Being logged on and treated by WordPress as a valid user gave me access to the dashboard. Using the menu, I was able to navigate around. Accessing the website showed the WordPress admin bar on top of the web site: the black bar on top of the page and the standard greeting on the right: Howdy, <username>.
The possible actions assigned to me where somewhat limited but showed that I was logged in as a valid user with the permission to work with articles. For publishing articles, a work flow is in place. While creating a post was possible, to be published it must be approved. Something I did not try out.
I assumed that writing a articles includes the permission to embed files and pictures, so I tried out the media library feature of WordPress. A WordPress user with author permission can normally store pictures in the media library and use these in an article.
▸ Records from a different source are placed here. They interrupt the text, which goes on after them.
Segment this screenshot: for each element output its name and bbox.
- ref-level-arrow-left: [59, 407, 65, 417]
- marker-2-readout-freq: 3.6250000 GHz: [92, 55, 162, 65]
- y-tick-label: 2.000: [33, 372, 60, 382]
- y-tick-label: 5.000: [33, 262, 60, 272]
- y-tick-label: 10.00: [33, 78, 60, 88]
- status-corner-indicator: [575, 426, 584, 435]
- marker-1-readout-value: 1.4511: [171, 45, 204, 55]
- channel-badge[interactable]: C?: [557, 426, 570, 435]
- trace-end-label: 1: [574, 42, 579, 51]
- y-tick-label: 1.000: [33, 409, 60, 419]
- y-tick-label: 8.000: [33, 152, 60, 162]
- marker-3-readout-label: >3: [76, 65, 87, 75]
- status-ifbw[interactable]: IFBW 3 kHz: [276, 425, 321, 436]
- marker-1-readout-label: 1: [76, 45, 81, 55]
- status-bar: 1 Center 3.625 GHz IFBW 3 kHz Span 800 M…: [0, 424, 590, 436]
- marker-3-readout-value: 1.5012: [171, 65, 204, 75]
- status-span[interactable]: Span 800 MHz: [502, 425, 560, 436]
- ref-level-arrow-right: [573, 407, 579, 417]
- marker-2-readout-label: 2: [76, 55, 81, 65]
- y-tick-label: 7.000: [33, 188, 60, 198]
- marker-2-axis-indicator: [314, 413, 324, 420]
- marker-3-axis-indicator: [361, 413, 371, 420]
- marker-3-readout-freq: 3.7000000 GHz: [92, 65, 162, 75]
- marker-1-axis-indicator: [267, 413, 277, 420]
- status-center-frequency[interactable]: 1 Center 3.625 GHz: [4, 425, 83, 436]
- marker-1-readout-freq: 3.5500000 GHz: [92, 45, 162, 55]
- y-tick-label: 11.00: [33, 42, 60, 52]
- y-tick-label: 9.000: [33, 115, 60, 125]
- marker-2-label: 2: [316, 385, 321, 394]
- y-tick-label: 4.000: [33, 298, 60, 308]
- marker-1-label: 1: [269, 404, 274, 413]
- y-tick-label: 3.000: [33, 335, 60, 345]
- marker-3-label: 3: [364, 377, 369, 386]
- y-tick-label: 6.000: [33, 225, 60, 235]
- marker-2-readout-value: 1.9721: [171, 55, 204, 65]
Yes, this is what I tried out: see if I can upload files. I took a screenshot of my own web site homepage and uploaded it. It worked.
The picture was accessible through the media library. Using the URL for external access opened the picture.
For the media library, no approval workflow was needed. Once uploaded, the file is accessible on the internet. Files stored in the WP library have public accessible link and it is not necessary to embed them in a post first. Therefore, a picture of my website was now accessible through a website run by SAP, under the SAP domain. To evaluate if this is bad or good, let me provide some possible use cases:
- SAP offered to a wide range of users a file share. Not only for S-Users, but also to P-Users. And every person with internet access can obtain a P-User. This was a publicly accessible file share. Attackers might have used it to share illegal files.
- People not so happy with SAP Fiori might have published (faked) white papers stating that Fiori is failing, or that SAP is stopping investment. Sending these documents to SAP customers might cause some questions. To make things worse, these documents would have been published under the SAP experience domain. Providing even some credibility.
- Saving illegal documents and informing the prosecutor and have SAP get into some legal trouble.
- Consultant might use the WordPress toolbar on the Fiori Design Guidelines site to show that they are working closely with SAP on the Fiori topic. Faking a relationship that does not exist.
- Denial of service attack. Attackers might log on with a rather high number of users, create a high number of posts and send to preview, or create and delete millions of posts and crash the server.
For those that now want to try this out: I reported this issue and SAP fixed it. Well, somehow. While the logon form may open, the logon won’t give you any longer a user that has the permission to access the dashboard.
You can still log in via SAML 2.0. Go with your e.g. S-User to the Support Launchpad to log on, than access https://experience.sap.com/wp-admin. This logs you on to the WordPress site and shows the permission message above. Next, go to the Fiori Design Guidelines https://experience.sap.com/fiori-design-web and see the WP user bar.
You do not have the permission to do anything. You can still add some additional load on the server through the logon, so, maybe better if you don’t do this.